Die Jahreslosung 2026 ist ein Ausruf der Hoffnung: «Und der auf dem Thron sass, sprach: Siehe, ich mache alles neu!» (Offb 21,5). Der Kontext des Bibelverses ist freilich düster. Bevor ein Neubeginn möglich wird, ergiesst sich der Zorn Gottes über die Welt. In einer Zeit, in der die Wissenschaft fatale Auswirkungen des Klimawandels prophezeit und unzählige Kriege toben, klingt das Buch erschreckend aktuell.
Prophetische Analyse
Der Seher Johannes beschreibt in der Offenbarung in grellen Sprachbildern die Vision, die er auf Patmos empfangen hat. Er sieht einen Drachen mit sieben Köpfen und zehn Hörnern, hört den Abgesang der Posaunen auf die Menschheit. Die Inszenierung des Untergangs hat sich tief ins kollektive Bewusstsein eingegraben. Durch alle Zeiten diente sie als Masseinheit für Plagen und Gefahren, denen die Menschen ausgesetzt werden können. Vermutlich gab es noch nie ein Zeitalter, in dem der Weltuntergang nicht unmittelbar erwartet worden wäre.

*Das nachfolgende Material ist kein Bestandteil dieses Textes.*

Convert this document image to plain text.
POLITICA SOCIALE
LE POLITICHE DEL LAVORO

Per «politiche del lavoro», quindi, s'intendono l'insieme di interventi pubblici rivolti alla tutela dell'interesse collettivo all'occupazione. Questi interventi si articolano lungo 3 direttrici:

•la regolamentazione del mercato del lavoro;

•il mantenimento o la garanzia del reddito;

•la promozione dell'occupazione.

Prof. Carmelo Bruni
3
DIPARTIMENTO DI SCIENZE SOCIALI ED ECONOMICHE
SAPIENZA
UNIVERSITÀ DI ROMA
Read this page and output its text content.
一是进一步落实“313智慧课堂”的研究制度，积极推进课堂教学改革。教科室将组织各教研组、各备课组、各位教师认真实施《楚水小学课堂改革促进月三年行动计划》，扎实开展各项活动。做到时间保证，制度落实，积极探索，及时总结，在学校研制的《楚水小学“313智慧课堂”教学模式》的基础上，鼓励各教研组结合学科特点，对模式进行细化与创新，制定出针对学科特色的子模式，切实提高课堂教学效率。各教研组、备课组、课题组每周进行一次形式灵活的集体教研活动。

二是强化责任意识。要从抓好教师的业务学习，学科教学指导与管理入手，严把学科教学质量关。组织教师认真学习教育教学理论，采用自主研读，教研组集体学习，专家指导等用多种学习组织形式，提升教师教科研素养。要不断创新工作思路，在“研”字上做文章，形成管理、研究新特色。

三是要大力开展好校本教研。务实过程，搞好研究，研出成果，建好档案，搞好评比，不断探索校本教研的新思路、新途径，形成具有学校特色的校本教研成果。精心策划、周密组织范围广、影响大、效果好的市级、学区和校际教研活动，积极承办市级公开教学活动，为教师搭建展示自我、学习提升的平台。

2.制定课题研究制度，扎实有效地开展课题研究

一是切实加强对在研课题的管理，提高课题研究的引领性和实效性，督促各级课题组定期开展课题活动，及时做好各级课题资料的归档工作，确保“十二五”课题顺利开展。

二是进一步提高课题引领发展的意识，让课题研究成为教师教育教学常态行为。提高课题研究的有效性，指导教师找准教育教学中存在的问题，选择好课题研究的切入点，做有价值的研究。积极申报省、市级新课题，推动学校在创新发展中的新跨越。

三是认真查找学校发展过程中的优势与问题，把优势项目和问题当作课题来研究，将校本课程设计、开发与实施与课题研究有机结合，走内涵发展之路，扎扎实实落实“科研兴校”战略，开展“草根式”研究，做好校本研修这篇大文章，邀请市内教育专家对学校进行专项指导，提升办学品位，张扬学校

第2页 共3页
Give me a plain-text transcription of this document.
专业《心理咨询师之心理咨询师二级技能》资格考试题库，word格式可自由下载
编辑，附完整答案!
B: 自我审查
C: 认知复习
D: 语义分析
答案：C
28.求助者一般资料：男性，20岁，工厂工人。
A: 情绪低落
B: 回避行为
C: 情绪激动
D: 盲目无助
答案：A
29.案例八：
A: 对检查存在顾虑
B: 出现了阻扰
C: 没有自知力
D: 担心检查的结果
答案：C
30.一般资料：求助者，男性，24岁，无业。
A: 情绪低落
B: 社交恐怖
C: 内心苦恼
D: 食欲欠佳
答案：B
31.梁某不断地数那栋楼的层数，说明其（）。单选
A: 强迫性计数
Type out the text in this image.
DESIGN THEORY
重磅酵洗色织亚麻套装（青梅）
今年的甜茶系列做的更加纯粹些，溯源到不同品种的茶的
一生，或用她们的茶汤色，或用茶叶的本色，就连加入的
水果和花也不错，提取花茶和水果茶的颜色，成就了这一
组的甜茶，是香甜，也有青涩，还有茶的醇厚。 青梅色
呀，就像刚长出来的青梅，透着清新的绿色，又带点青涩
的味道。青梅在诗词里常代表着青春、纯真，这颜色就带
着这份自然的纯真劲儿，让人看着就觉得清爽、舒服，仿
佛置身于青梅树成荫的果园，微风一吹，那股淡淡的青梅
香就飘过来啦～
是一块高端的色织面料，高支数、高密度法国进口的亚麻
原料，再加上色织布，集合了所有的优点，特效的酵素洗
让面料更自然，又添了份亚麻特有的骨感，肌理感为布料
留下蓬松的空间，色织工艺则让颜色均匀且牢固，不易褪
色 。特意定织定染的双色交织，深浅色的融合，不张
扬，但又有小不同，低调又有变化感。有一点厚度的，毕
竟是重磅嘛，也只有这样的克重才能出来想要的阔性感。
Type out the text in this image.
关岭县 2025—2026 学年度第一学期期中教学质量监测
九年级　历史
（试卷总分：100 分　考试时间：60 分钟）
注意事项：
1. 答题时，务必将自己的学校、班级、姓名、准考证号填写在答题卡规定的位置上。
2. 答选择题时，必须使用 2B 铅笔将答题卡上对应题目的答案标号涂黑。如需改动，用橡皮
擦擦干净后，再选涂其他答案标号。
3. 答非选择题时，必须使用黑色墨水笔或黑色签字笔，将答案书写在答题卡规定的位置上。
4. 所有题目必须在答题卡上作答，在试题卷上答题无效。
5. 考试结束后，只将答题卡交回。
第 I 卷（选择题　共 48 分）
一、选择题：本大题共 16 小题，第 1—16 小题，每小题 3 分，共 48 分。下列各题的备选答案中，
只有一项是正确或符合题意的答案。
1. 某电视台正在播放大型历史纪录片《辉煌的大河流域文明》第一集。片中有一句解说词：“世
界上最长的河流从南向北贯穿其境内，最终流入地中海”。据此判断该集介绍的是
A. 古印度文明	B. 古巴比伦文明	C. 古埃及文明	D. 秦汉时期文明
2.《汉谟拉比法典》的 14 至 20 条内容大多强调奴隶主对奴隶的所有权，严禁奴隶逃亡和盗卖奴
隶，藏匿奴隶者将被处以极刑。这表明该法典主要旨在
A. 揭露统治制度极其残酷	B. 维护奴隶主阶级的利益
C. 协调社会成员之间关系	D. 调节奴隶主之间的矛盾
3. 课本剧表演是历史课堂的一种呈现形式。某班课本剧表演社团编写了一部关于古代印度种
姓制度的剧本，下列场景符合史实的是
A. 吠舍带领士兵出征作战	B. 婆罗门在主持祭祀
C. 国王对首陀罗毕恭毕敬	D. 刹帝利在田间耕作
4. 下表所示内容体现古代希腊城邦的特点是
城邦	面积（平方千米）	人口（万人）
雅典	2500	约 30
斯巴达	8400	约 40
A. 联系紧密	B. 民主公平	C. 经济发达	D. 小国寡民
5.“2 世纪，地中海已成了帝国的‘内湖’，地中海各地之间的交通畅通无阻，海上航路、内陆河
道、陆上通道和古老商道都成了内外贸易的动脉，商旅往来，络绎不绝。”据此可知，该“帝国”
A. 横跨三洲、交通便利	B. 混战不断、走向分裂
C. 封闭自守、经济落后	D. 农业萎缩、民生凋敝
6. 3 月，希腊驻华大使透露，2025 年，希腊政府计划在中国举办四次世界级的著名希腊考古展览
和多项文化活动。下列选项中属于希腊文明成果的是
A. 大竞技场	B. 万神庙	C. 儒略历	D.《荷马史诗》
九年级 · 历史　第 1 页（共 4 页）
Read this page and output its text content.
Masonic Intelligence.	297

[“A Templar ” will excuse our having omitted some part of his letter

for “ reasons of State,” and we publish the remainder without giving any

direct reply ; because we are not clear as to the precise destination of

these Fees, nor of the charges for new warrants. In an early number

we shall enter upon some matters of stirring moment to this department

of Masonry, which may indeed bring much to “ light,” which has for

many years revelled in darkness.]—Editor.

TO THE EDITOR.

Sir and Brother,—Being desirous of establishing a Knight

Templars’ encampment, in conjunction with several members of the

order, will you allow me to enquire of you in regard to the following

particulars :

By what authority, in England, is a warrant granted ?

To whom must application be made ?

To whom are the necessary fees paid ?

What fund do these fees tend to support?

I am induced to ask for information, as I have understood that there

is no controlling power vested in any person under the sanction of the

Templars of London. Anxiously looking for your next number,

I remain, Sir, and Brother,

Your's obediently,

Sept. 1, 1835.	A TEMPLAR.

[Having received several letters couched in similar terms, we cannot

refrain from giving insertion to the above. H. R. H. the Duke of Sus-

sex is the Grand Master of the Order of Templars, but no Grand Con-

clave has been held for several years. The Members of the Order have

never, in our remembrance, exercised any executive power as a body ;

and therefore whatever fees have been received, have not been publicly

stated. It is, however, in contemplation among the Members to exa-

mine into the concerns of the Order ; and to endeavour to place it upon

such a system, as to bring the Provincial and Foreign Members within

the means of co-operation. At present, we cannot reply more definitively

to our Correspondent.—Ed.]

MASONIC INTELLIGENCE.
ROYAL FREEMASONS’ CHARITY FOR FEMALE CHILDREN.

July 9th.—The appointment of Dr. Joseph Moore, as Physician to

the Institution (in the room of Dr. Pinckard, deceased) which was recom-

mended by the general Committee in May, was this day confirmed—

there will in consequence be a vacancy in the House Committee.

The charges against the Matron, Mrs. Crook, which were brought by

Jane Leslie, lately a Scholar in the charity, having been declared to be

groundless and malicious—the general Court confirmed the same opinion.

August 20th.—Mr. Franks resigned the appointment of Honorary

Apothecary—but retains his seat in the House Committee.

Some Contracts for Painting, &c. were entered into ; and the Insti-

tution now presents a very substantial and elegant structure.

Zuweilen lassen die Bezüge zwischen der endzeitlichen Überlieferung und der Weltgeschichte selbst ganz rationale Menschen erschaudern. So las sich die Offenbarung nach der Reaktorkatastrophe von Tschernobyl 1986 in der atheistischen Sowjetunion wie eine präzise Zustandsbeschreibung: Johannes erzählt vom Stern Wermut, der auf die Erde kracht und den Tod bringt, «weil das Wasser bitter geworden ist» (Offb 8,11). Auf Ukrainisch bedeutet Wermut «Tschornobyl» und trägt damit den Ortsnamen jener atomaren Apokalypse, die das Wasser verseuchte und eine radioaktive Wolke nach Westen schickte.
Der Tod ist am Ende
Für den Theologen Andreas Loos von der Fachstelle Fokus Theologie in der reformierten Kirche des Kantons Zürich ist die Offenbarung mehr als ein globales Untergangsszenario. «Apokalypse ist immer», sagt er. Jeder Mensch müsse im Leben immer wieder «aus einer persönlichen Apokalypse» herausfinden und neu beginnen. Ohnehin bedeutet der Begriff im wörtlichen Sinn eigentlich gar nicht das Ende der Welt, sondern Enthüllung, Offenbarung.
Thorsten Dietz von Fokus Theologie sagt: «Wahrzunehmen, dass zerstört und gestorben wird, gehört zum Leben.» Die Offenbarung entwerfe keinen Fahrplan für den Untergang. Vielmehr sei «der Schrei der Bedrängten» darin zu hören. Johannes schreibt aus der Sicht der verfolgten Christen, will ihnen Trost und die Hoffnung auf Gerechtigkeit vermitteln: «Und abwischen wird er jede Träne von ihren Augen, und der Tod wird nicht mehr sein, und kein Leid, kein Geschrei und keine Mühsal wird mehr sein» (Offb 21,3).
Das Lamm auf dem Thron
Wie alle prophetischen Visionen ist die Offenbarung zunächst eine genaue Analyse der herrschenden Verhältnisse. Auch Johannes spielt mit Zahlenkombinationen auf die Ereignisse und Personen seiner Zeit an. Im Blick hat er etwa Kaiser Nero, der die Christinnen und Christen verfolgte. «Diese Perspektive ist entscheidend», betont Dietz. Sie verbiete es, die Offenbarung als Herrschaftsinstrument einzusetzen, wie es «in der langen Missbrauchsgeschichte durch das imperiale Christentum» geschehen sei.
Die Machtkritik ins Bild setzt der Seher, indem er das Lamm zum Herrscher krönt. Die Inszenierung der kaiserlichen Gewaltherrschaft wird in eine Metapher verkehrt, die dem Opfer den Thron überlässt. Hinter der symbolhaften Sprache verbirgt sich die eindringliche Warnung, dass der Platz der Religion niemals an der Seite des hegemonialen Imperiums sein kann.
Die Gegenwart Gottes
«Aus der Offenbarung spricht die Hoffnung auf die vollendete Gegenwart Gottes», sagt Loos. Das Evangelium wiederum erzählt von Momenten, in denen Jesus den Himmel auf die Erde bringt, indem er zeigt, was es heisst, wahrhaftig Mensch zu sein. Die Jahreslosung verbindet beides. Sie sagt nicht, dass Gott alles kaputt, sondern alles neu macht, überall da, wo seine Liebe Versöhnung und Frieden möglich macht.